I want to implement the following architecture in Keras for image captioning purpose but I am facing a lot of difficulties in connecting the output of CNN to the input of LSTM.
It is important to use the output of the CNN as the LSTM's input. Something like the following image.

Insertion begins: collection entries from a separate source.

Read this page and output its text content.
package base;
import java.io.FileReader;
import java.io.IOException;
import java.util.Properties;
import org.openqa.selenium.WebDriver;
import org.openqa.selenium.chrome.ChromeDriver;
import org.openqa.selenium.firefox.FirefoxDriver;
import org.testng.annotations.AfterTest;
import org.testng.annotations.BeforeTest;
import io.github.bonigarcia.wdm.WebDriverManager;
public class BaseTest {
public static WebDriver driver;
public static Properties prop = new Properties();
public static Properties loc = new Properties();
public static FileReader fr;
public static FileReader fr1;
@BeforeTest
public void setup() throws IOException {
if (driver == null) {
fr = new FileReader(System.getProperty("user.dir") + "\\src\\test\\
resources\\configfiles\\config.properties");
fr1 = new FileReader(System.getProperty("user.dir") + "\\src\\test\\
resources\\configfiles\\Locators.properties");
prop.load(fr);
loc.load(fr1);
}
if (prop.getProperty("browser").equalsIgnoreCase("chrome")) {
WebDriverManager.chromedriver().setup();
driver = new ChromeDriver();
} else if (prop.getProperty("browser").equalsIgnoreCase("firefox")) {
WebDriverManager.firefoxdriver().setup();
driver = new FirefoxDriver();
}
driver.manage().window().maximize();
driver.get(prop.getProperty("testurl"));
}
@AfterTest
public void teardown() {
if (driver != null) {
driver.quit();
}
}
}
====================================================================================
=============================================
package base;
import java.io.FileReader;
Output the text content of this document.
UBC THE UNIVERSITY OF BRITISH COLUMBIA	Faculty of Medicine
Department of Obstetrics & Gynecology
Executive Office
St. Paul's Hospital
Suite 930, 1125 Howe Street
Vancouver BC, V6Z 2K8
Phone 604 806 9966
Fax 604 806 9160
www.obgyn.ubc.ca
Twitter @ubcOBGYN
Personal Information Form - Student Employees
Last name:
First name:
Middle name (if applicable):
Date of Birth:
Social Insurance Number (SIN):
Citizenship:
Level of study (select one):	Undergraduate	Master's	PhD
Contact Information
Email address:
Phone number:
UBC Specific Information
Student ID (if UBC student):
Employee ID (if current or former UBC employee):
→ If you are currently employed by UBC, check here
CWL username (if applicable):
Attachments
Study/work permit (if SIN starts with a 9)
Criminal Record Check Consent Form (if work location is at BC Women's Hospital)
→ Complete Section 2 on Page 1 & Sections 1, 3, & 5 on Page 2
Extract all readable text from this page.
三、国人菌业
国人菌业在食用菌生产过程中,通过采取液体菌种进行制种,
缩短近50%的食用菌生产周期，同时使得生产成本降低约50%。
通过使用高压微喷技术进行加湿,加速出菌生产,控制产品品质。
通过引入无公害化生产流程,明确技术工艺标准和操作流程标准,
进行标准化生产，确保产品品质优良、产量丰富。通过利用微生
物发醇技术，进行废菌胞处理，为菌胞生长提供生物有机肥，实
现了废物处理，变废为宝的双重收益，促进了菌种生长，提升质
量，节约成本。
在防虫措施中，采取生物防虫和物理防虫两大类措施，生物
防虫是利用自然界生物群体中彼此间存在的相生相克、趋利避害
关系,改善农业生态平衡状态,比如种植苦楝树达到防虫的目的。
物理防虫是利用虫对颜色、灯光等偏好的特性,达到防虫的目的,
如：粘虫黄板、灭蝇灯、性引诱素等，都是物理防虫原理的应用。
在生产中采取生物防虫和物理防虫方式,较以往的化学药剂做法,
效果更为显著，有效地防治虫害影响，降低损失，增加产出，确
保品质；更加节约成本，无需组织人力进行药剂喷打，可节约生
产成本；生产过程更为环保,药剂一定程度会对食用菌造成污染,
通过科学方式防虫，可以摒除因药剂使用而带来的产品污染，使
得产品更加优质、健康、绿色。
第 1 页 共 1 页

I can make an LSTM or CNN separately but this structure is what I don't know how to build. The image must be transformed into a feature description CNN and be inputted to the LSTM while the words of the caption in the vector representation insert into LSTM cells from the other way. This way cell number one is responsible for producing the first word and so on. I think both CNN and the LSTM must be trained at the same time.
By the way, it is not a school homework :)
Thanks in advance for your help.
I am assuming that you are familiar with the Tensorflow Keras API. I will implement the code in the following way.
Assumptions: Vocab_size = 4000
and input_image_size = (572,572,3)
.
vocab_size = 4000
inputs = layers.Input(shape=(572, 572, 3))
c0 = layers.Conv2D(64, activation='relu', kernel_size=3)(inputs)
c1 = layers.Conv2D(64, activation='relu', kernel_size=3)(c0) # This layer for concatenating in the expansive part
c2 = layers.MaxPool2D(pool_size=(2, 2), strides=(2, 2), padding='valid')(c1)
c3 = layers.Conv2D(128, activation='relu', kernel_size=3)(c2)
c4 = layers.Conv2D(128, activation='relu', kernel_size=3)(c3) # This layer for concatenating in the expansive part
c5 = layers.MaxPool2D(pool_size=(2, 2), strides=(2, 2), padding='valid')(c4)
c6 = layers.Conv2D(256, activation='relu', kernel_size=3)(c5)
c7 = layers.Conv2D(256, activation='relu', kernel_size=3)(c6) # This layer for concatenating in the expansive part
c8 = layers.MaxPool2D(pool_size=(2, 2), strides=(2, 2), padding='valid')(c7)
c9 = layers.Conv2D(512, activation='relu', kernel_size=3)(c8)
c10 = layers.Conv2D(512, activation='relu', kernel_size=3)(c9) # This layer for concatenating in the expansive part
c11 = layers.MaxPool2D(pool_size=(2, 2), strides=(2, 2), padding='valid')(c10)
fc1 = layers.Dense(4096)(c11)
fc2 = layers.Dense(4096)(fc1)
reshape = layers.Reshape((64, 4096))(fc2)
rnn1 = layers.LSTM(64, return_sequences=True)(reshape)
rnn2 = layers.LSTM(64)(rnn1)
outputs = layers.Dense(vocab_size, activation='softmax')(rnn2)
model = tf.keras.Model(inputs=inputs, outputs=outputs, name="caption_generate")
model.summary()
The important part here is to actually reshape your output from 4 dimensions
to 3 dimensions
. As the LSTM
needs input in 3 dimensions
reshape = layers.Reshape((64, 4096))(fc2)
The following code works and you should be able to use it. I hope the answer serves you well.